The interview took place Tuesday after his event in Norfolk. We were provided 5 minutes of the president's time and there were no restrictions placed on the questions we could ask.
We asked the president to respond to the GOP's use of his "You didn't build that" line in Roanoke, his take on the state of the country and we asked about his attacks on Republican nominee Mitt Romney. Mr. Obama was not afraid to defend his record.
First- here is our interview un-cut:
And here is our recap of the interview, including a response from RNC Chairman Reince Priebus.
For the second time since he was sworn into office, NBC12 was granted a one on one interview with President Barack Obama.
The interview took place after his event yesterday in Norfolk.
We were given five minutes to talk to the president. It was enough time to hit on a number of important topics, and give him an opportunity to respond to the way republicans have used one line from a speech he gave in Virginia against him.
It is a line that has become a slogan for the Republican Party.
"If you got a business,” Obama said in Roanoke, “You didn't build that."
The line became a theme for their convention.
"Do you have any regrets for the way you made that point?,” I asked the president. "Obviously, I have regrets for my Syntax,” Obama replied. “But not for the point, because everyone who was there watching knows exactly what I was saying."
The president stands buy that point- claiming that his administration has done plenty for small business, and that a strong government supports their growth.
Growth he thinks has made life better for most Americans.
"Are we better off than we were four years ago?" I asked.
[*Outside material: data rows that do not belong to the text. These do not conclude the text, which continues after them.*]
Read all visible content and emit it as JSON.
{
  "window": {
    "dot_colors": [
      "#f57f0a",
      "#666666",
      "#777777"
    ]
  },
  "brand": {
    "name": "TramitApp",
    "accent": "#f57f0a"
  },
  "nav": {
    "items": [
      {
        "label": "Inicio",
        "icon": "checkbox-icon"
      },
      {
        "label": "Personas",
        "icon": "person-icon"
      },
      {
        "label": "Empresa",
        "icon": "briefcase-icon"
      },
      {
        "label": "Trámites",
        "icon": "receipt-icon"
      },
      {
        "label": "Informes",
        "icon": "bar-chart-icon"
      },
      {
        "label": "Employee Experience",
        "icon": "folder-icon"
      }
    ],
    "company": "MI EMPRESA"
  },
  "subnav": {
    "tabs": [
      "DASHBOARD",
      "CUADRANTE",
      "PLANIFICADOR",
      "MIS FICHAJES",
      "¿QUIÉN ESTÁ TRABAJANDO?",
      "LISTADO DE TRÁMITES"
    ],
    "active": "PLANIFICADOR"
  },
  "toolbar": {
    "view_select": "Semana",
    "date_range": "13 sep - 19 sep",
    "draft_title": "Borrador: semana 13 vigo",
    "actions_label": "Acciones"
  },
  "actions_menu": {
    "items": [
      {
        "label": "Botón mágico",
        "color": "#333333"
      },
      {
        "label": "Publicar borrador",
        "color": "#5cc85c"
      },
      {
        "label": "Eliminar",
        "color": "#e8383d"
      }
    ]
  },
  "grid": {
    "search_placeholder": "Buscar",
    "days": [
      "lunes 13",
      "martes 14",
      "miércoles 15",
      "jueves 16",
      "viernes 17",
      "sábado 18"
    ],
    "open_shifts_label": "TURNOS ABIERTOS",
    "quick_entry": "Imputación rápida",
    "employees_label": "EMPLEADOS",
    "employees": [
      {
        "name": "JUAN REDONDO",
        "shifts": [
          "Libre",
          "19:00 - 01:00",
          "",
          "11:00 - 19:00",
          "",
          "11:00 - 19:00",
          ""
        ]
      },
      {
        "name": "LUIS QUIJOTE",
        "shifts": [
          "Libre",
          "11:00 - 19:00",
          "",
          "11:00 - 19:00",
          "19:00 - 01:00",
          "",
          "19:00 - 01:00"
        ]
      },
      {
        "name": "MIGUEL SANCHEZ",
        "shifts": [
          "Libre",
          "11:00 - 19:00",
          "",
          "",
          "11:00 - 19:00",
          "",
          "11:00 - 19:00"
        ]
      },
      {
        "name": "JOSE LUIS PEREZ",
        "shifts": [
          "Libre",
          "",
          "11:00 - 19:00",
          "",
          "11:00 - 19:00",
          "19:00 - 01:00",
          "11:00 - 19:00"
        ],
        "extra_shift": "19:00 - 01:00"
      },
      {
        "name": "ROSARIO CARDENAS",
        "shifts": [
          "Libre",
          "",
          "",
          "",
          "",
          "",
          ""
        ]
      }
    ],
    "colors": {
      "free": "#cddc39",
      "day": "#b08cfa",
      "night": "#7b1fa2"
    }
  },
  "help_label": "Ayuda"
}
The president responded quickly.
"We are absolutely better off than we were when I was sworn in and we were losing 800 thousand jobs in a month," he said.
The question of "Are we better off?" is a point that has stumbled several prominent Obama supporters, and given republicans like RNC Chairman Reince Priebus the opportunity to point out areas where the American economy is still struggling.
"The facts are, unemployment is too high, the president didn't fix that problem,” Priebus said. “Spending is too high, he didn't fix that problem."
And despite his belief that things are better, the president admits it is far from perfect.
"Obviously we have much more to do,” he said. “That is true here in Virginia and that is true all across the country."